Battery-powered scooters are an inexpensive and easy way of getting around. But health officials and researchers say that electric scooters (or e-scooters) can also be dangerous to both riders and pedestrians. Some cities, including Denver, are changing how they regulate the popular vehicles in hopes of preventing injuries.

E-scooter Hazard

Earlier this year, Consumer Reports released information on accidents involving electric scooters, which in 2017 surged in popularity after a few companies launched scooter terminals at which people could rent one by using a smartphone app.

Based on sometimes sketchy records from hospitals, police departments, and other public agencies, Consumer Reports estimated that more than 1,500 people around the country had been injured by scooters since 2017. There have also been at least a few fatalities.

Pedestrians have been injured by moving scooters. But they have also been injured by stationary scooters left on street corners or at charging stations.

Other Pedestrian Injuries

A study conducted early in 2019, reviewing medical records from hospitals in Los Angeles and Santa Monica, found that during the period from September 1, 2017 to August 31, 2018, nearly 250 people had been treated in the emergency room for injuries associated with these devices. The injuries included bone fractures (79 or 31.7%), head injuries (100 or 40.2%), and “contusions, sprains, and lacerations without fracture or head injury” (69 or 27.7%).

Twenty-one of those treated (8.4%) were pedestrians. Of these, 11 had been hit by a scooter, 5 had tripped over a parked scooter, and 5 had been trying to lift a scooter.

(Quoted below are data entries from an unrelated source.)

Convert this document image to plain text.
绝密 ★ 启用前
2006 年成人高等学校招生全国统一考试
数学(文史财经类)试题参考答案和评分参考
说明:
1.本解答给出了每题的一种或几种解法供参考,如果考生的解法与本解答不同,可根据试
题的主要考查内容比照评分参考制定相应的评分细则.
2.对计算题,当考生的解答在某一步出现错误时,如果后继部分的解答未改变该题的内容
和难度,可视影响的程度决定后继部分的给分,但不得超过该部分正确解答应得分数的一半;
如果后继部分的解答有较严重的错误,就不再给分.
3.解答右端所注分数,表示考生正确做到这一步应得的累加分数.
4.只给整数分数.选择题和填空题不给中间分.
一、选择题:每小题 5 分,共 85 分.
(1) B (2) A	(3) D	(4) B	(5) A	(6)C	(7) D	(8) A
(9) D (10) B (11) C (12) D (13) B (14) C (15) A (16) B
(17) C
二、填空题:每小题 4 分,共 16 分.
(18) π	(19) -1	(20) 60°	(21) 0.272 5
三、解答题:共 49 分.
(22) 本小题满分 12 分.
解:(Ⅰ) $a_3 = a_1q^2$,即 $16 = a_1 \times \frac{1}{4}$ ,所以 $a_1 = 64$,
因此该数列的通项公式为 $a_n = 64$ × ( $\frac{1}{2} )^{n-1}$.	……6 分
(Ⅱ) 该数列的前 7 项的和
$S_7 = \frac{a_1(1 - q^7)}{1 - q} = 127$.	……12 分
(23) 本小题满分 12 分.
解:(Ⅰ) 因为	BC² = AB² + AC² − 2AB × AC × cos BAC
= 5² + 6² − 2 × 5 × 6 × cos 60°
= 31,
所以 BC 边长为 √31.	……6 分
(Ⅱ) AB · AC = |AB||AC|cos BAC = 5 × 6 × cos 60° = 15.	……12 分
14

In San Diego, the citizens group Safe Walkways protests the practice of leaving scooters on sidewalks. Safe Walkways spokesman Jonathan Freeman talked to Good Morning San Diego about the problem.

“Our proposals also make it possible for the public to easily report misplaced scooters to all the companies, not just one or two, Misplacement has become a severe problem for many pedestrians, especially the disabled…. Our proposals will rectify that problem, prevent underage users driving motorized vehicles, and help pedestrians obtain redress if needed.”

Response of Governments

Local and state government officials have been paying attention to the accidents.

In Cincinnati, where it’s illegal to ride e-scooters on sidewalks, the city council has ordered scooter companies to create a million-dollar fund to cover the medical costs and lost wages of pedestrians who are injured in accidents. Denver is among the cities that now also prohibit the use of scooters on sidewalks in most cases. That’s a major change. When electric scooters first hit Denver streets, the state government regarded them as toy vehicles; they were to be used only on sidewalks. But pedestrians began complaining of the dangers of sharing sidewalks with e-scooters, and now the city requires that riders use them primarily in bike lanes or roadways.

The state government of Colorado, which had prohibited use of e-scooters in roads and bike lanes, now permits it as well. E-scooters are no longer to be regarded as “toy vehicles”; and, in the wording of House Bill 19-1221, local regulations must be “no more restrictive than the manner in which the local government may regulate the operation of a class 1 electrical assisted bicycle.”